Muitas vezes, estamos perante a prática de “falsos recibos verdes”. Ou se é verdadeiramente um prestador de serviços, um profissional liberal, ou caso faça parte da estrutura da empresa é dependente/subordinado e tem de ter um contrato. É urgente exortar todas as entidades empregadoras e a própria OA a dignificarem a profissão e, principalmente, para quem inicia agora o seu caminho. Um advogado estagiário trabalha em média oito horas por dia e muitos nada recebem. Enquanto houver um advogado estagiário que não recebe qualquer remuneração, a luta democrática tem de continuar. Como é que um escritório de advogados representa bem a profissão de advogado quando “escraviza” o estagiário? Pressão, responsabilidade e remuneração zero. Todavia, não posso dar os meus parabéns aos escritórios que remuneram os seus pares, uma vez que tem de ser uma obrigação e não um favor.

Uma outra questão que deveria de ser discutida no seio da sociedade civil, política e pela própria OA seria a potencial eliminação do estágio de acesso à Ordem. Considero que somente deveria de existir, por exemplo, um período de aulas/formação acerca de deontologia profissional, sendo que o recém-licenciado inscrevia-se na OA e era automaticamente advogado - somente teria de assistir a essa formação.

Em relação ao debate que tem existido nos últimos tempos acerca da possível obrigação de possuir um mestrado para aceder a esta profissão, é mais uma forma de a elitizar. Não concordo, visto que todos devem ter a mesma oportunidade de ser advogado caso assim o pretendam, sem que as condições financeiras possam ser um entrave. Muitos podem não ter a possibilidade de frequentar logo após a licenciatura o mestrado, a menos que me digam que tanto a licenciatura como o mestrado são isentos de propinas.

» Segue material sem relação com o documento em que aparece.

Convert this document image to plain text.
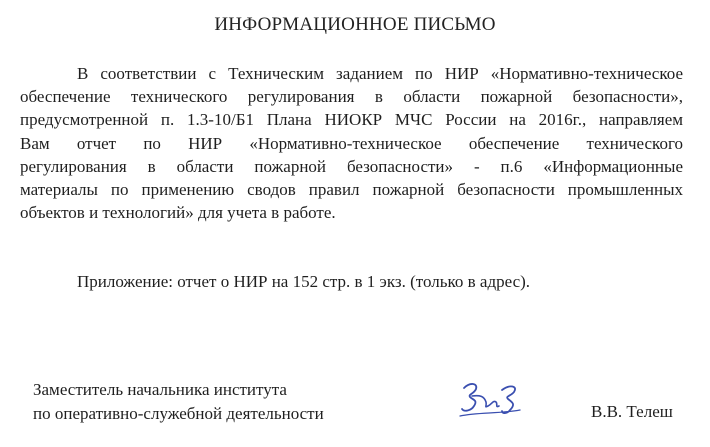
ИНФОРМАЦИОННОЕ ПИСЬМО
В соответствии с Техническим заданием по НИР «Нормативно-техническое
обеспечение технического регулирования в области пожарной безопасности»,
предусмотренной п. 1.3-10/Б1 Плана НИОКР МЧС России на 2016г., направляем
Вам отчет по НИР «Нормативно-техническое обеспечение технического
регулирования в области пожарной безопасности» - п.6 «Информационные
материалы по применению сводов правил пожарной безопасности промышленных
объектов и технологий» для учета в работе.
Приложение: отчет о НИР на 152 стр. в 1 экз. (только в адрес).
Заместитель начальника института
по оперативно-служебной деятельности	В.В. Телеш
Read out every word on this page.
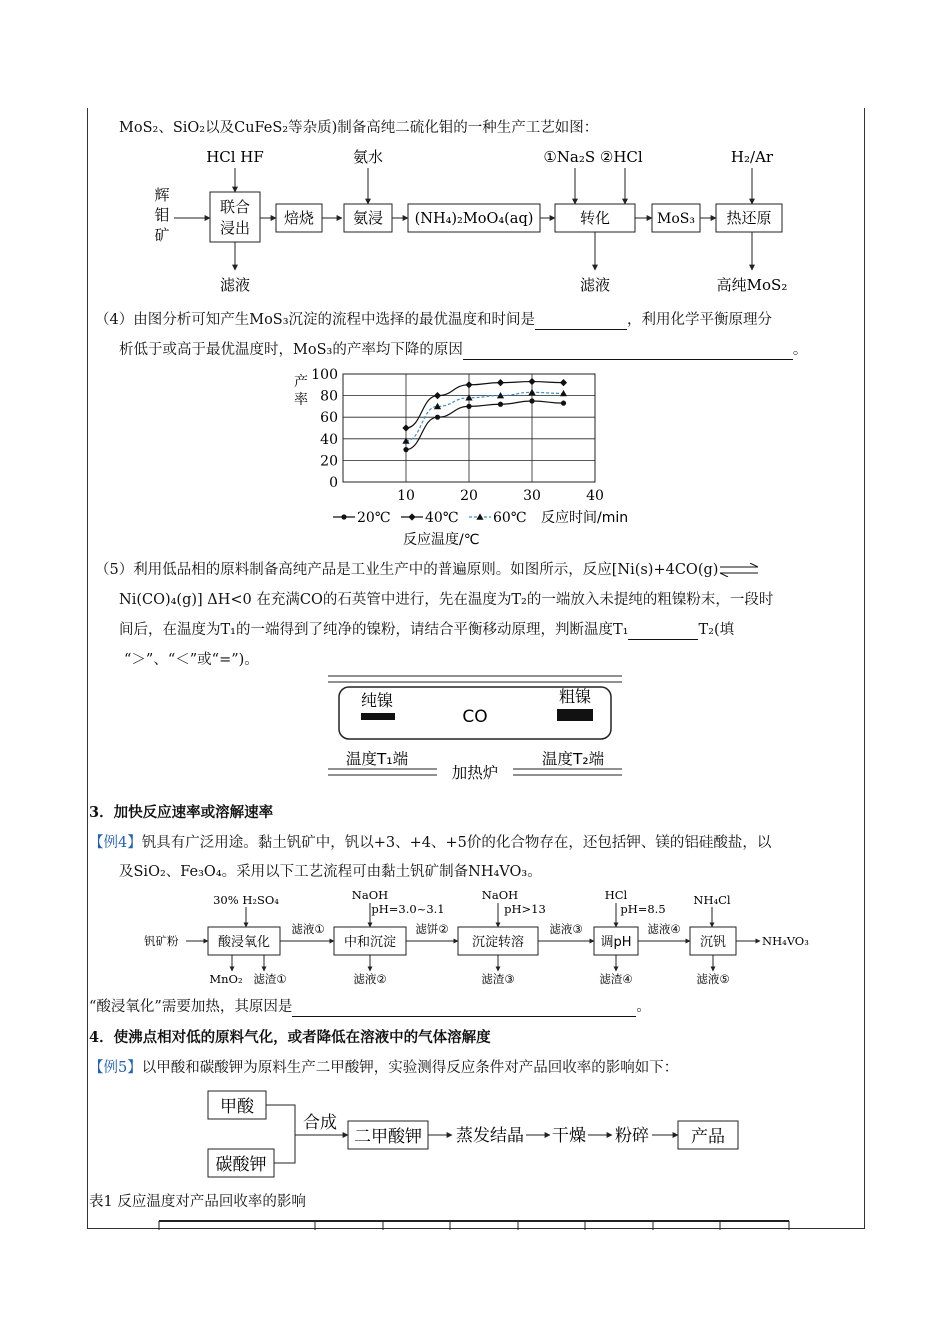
MoS₂、SiO₂以及CuFeS₂等杂质)制备高纯二硫化钼的一种生产工艺如图：
辉
钼
矿
HCl HF
联合
浸出
滤液
焙烧
氨水
氨浸 (NH₄)₂MoO₄(aq)
①Na₂S ②HCl
转化
滤液
MoS₃
H₂/Ar
热还原
高纯MoS₂
（4）由图分析可知产生MoS₃沉淀的流程中选择的最优温度和时间是	，利用化学平衡原理分
析低于或高于最优温度时，MoS₃的产率均下降的原因	。
0
20
40
60
80
100
10	20	30	40
产
率
20℃ 40℃ 60℃ 反应时间/min
反应温度/℃
（5）利用低品相的原料制备高纯产品是工业生产中的普遍原则。如图所示，反应[Ni(s)+4CO(g)⇌
Ni(CO)₄(g)] ΔH<0 在充满CO的石英管中进行，先在温度为T₂的一端放入未提纯的粗镍粉末，一段时
间后，在温度为T₁的一端得到了纯净的镍粉，请结合平衡移动原理，判断温度T₁	T₂(填
“＞”、“＜”或“=”)。
纯镍
CO
粗镍
温度T₁端
加热炉
温度T₂端
3．加快反应速率或溶解速率
【例4】钒具有广泛用途。黏土钒矿中，钒以+3、+4、+5价的化合物存在，还包括钾、镁的铝硅酸盐，以
及SiO₂、Fe₃O₄。采用以下工艺流程可由黏土钒矿制备NH₄VO₃。
钒矿粉
30% H₂SO₄
酸浸氧化
MnO₂ 滤渣①
滤液①
NaOH
pH=3.0~3.1
中和沉淀
滤液②
滤饼②
NaOH
pH>13
沉淀转溶
滤渣③
滤液③
HCl
pH=8.5
调pH
滤渣④
滤液④
NH₄Cl
沉钒
滤液⑤
NH₄VO₃
“酸浸氧化”需要加热，其原因是	。
4．使沸点相对低的原料气化，或者降低在溶液中的气体溶解度
【例5】以甲酸和碳酸钾为原料生产二甲酸钾，实验测得反应条件对产品回收率的影响如下：
甲酸
碳酸钾
合成
二甲酸钾 蒸发结晶 干燥 粉碎 产品
表1 反应温度对产品回收率的影响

Caso se mantenham os estágios à Ordem, os advogados estagiários não podem ser deixados ao abandono, devendo haver sempre integração, acompanhamento, orientação e valorização. A OA deve ter a missão e a capacidade de fiscalizar esse cumprimento e blindar os interesses e dignidade da profissão.

É ainda fundamental comparar os benefícios entre a Segurança Social e a CPAS, ver efectivamente à lupa os prós e contras, e após essa análise decidir qual o melhor sistema para a dignidade da profissão de advogado.

Por último, lanço um pequeno repto para reflexão colectiva: porque não permitir, de uma vez por todas, a publicidade transversal e ampla na profissão da advocacia? Uma sociedade recém-criada ou até mesmo um advogado que não tenha clientes não poder publicitar o que faz, capitalizando as redes sociais ou outros meios, mostra que a própria profissão não evolui. É necessário um impulso vanguardista, progressista, reformista e inimigo do status quo. Não é por ter sido sempre assim que tem de ser sempre assim. Esta minha geração tem de impulsionar a mudança, eu acredito!

Não obstante, indo para além do advogado estagiário, todos os estágios não remunerados devem acabar, pagando-se no mínimo o ordenado mínimo. Como disse Martin Luther King Jr. “Devemos aceitar uma decepção, mas nunca perder a esperança infinita.”